Jordan's trainer, three-time WBC and IBF welterweight champion Simon Brown , said the former Spartan has adapted to boxing sooner than expected.
"No. 1—you have to have the heart," Brown said Friday. "And by seeing him, I saw he has the heart. As time goes on, he was working out, he has the natural ability.
"We want to keep on working on different techniques to get him better. I feel like he has a long future, and a good future as a boxer."
After graduating from MSU in 2010, Jordan had a shot at an NFL career. There was a potential workout with the Detroit Lions in the works, but it never panned out. He said he "didn't get the call he wanted," so that led him to experiment with the sweet science.
"My first love is football, and if I get the opportunity again, I’m going to give it a shot," Jordan said. "The program knows that. I’m sure they would be understanding.
"I’ve progressed amazingly fast. It has spiked up tremendously. They have a lot of good things to say about me—they see a lot of upside. They have the confidence that I have the ability to be a championship contender."
Brown, who would prefer Jordan stay in the ring as opposed to suiting up in pads and helmet, said he wants Jordan to follow his heart.

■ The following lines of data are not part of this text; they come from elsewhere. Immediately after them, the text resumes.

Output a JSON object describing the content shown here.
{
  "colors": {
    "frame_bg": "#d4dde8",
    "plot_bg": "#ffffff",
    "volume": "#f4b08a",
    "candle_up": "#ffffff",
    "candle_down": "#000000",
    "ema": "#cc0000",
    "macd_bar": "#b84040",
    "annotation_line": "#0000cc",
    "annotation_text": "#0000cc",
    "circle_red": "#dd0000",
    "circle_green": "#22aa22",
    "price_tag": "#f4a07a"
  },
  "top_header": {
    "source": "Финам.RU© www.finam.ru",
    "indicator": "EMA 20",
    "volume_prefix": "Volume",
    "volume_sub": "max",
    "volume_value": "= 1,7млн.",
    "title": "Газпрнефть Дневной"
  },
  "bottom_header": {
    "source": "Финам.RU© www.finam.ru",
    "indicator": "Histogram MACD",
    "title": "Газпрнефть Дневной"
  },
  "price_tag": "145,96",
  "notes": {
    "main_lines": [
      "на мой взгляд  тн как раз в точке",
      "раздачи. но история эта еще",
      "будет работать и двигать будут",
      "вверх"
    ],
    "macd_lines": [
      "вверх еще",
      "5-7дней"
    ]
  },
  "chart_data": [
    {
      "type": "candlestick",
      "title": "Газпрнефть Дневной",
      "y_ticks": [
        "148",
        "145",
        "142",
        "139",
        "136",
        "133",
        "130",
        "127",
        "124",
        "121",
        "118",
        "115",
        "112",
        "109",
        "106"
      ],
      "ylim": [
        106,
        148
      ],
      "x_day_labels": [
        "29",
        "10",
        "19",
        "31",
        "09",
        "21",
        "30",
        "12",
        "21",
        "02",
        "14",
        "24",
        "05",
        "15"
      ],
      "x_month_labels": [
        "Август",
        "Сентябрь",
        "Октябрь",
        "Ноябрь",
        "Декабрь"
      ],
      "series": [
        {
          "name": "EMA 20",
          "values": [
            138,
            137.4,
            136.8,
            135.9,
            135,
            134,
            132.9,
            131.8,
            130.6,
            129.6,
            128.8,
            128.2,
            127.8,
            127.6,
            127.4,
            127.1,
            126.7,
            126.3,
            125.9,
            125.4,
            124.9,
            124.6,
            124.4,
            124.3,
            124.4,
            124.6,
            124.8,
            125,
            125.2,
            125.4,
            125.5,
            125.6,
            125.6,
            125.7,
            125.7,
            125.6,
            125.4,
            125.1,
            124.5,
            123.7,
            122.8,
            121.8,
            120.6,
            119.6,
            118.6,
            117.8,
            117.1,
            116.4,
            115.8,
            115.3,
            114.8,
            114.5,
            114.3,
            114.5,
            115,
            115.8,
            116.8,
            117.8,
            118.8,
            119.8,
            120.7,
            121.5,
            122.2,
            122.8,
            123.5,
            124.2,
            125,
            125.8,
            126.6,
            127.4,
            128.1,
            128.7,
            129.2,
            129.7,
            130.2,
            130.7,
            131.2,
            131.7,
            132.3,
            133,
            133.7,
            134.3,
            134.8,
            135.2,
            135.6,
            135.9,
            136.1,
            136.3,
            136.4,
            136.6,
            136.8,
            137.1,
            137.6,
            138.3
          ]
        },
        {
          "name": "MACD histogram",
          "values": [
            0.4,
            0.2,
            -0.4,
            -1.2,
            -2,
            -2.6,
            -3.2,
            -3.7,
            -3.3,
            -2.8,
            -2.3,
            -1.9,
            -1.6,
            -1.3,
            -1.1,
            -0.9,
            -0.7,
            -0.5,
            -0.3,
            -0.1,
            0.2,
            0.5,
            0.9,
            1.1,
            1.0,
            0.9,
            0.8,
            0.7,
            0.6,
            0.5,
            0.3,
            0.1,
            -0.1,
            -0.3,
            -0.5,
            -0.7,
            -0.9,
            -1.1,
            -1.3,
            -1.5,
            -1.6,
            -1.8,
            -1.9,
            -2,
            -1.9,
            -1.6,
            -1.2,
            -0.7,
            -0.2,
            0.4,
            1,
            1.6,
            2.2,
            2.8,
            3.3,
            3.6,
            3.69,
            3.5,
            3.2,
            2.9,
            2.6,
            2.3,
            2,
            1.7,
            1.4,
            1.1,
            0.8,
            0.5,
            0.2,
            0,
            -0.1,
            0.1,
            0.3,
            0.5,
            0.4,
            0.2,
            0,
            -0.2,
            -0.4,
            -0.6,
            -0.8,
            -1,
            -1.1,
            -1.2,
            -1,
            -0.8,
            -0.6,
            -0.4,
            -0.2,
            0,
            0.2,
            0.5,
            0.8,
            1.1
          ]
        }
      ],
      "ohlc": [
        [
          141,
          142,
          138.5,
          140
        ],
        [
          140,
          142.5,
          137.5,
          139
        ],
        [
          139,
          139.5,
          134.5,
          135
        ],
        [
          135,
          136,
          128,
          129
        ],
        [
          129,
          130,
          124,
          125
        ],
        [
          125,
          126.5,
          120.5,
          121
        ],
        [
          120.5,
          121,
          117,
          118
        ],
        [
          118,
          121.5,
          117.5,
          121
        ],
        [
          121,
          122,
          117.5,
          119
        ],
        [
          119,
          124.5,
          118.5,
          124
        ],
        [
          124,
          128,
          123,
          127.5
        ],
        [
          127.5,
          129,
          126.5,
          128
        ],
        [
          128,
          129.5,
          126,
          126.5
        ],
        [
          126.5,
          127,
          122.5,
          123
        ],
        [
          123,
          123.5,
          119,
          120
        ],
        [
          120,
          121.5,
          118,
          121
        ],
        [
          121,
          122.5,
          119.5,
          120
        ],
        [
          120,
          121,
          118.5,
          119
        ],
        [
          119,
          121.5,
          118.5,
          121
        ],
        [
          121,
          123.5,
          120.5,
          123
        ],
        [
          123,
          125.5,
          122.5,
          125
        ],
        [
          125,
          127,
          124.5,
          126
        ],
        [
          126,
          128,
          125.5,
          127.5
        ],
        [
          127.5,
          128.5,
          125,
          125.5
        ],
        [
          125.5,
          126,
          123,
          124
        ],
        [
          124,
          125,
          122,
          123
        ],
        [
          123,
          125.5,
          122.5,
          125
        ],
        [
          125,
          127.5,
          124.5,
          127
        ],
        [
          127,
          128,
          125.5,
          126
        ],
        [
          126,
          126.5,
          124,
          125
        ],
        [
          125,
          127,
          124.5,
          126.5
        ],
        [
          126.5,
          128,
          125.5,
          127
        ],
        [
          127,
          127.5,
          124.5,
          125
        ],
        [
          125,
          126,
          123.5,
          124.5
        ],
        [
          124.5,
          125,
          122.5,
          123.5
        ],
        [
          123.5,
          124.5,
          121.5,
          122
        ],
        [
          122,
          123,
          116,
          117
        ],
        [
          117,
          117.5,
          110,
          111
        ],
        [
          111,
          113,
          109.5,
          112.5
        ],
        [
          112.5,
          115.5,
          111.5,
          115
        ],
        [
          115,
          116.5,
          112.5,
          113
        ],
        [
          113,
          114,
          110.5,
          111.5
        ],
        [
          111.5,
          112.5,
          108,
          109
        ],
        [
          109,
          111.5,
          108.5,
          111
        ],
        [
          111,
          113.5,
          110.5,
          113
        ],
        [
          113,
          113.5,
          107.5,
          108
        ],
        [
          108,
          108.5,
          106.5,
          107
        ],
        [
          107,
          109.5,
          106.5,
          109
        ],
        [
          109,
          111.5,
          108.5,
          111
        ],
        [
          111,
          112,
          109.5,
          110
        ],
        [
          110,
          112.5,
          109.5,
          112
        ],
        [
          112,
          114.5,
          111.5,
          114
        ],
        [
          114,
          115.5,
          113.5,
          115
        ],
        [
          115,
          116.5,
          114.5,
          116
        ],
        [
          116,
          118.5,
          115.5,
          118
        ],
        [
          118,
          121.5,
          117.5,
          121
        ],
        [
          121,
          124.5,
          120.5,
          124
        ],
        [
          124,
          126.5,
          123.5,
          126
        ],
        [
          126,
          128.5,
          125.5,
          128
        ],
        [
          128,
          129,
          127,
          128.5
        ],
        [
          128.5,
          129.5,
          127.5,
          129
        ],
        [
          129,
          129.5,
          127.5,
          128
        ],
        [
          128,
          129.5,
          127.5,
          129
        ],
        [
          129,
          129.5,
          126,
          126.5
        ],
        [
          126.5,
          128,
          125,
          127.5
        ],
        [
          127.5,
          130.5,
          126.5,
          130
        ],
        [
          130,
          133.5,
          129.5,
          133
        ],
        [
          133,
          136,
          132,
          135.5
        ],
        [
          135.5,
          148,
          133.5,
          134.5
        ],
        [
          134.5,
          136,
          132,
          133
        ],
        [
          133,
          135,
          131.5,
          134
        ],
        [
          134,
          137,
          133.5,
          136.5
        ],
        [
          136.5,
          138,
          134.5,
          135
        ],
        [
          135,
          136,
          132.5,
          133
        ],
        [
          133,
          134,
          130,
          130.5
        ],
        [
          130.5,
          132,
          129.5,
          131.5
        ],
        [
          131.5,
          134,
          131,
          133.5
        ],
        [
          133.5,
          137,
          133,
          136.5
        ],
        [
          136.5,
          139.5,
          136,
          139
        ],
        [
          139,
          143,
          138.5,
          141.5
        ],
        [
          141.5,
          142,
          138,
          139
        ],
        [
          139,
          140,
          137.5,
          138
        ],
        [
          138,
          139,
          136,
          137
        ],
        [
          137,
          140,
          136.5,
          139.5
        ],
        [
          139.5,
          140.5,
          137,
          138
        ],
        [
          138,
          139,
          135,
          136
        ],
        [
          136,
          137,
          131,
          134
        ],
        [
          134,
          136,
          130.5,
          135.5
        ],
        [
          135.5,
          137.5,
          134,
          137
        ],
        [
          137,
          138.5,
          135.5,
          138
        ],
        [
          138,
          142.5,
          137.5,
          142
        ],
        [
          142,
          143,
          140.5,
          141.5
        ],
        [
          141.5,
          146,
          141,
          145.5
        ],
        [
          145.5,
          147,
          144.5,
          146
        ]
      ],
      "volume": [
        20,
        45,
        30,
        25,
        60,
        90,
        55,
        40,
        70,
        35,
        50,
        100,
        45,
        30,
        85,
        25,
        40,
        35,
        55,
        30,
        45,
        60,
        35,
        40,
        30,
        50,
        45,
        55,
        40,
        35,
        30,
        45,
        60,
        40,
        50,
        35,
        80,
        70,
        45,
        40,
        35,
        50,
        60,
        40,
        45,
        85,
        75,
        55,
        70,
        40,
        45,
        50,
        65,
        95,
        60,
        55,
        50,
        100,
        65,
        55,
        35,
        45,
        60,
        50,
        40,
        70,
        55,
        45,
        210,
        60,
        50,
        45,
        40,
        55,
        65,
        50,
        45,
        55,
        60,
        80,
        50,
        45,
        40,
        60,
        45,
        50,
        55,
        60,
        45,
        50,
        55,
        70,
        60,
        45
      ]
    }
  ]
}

"I would like to see him stick to boxing," Brown said. "He’s good in football, but he has to make that decision.
"He definitely has the ability. He takes the instruction very good. He got the job done. He went in there and did exactly what he was told to do, and came out a winner."
Jordan's agility and pure size have given him an advantage from the start. He's 6'6", and went from a robust 295 pounds to a lean 276 in a matter of just two months. His football experience, accompanied with vigorous workouts with All-American Boxing in Los Angeles, has paid dividends.
"It helps me out as far as the mental toughness aspect—having to push through any injury I may have come across," Jordan said.
"I push through. It's not really for everyone, there are guys that played football that come into this sport that just don’t have it. It’s something deep inside you. In boxing, you have to have the ability to take big hits, remain calm, keep your composure and remain in the fight."
Now, it's not about the team for Jordan. It's about his own strength and skill.
And he said the personal aspect of boxing appealed to him during his decision-making process.
"Each individual goes after one goal, and that’s the heavyweight championship," Jordan said. Boxing—I don’t love it—but I like it enough because the competitiveness and individualism.
"You go in the ring, and get a knockout like that, it’s a great feeling. I wanted to jump up with joy, but I’ve trained myself to be calm, like I’ve done it before.
"Instead of go team—it’s go Michael. It’s not go green, go white, or go defense. It’s all on me. It’s either you or him, and it’s all eyes on you. You have to perform. It’s quite an experience, I must say."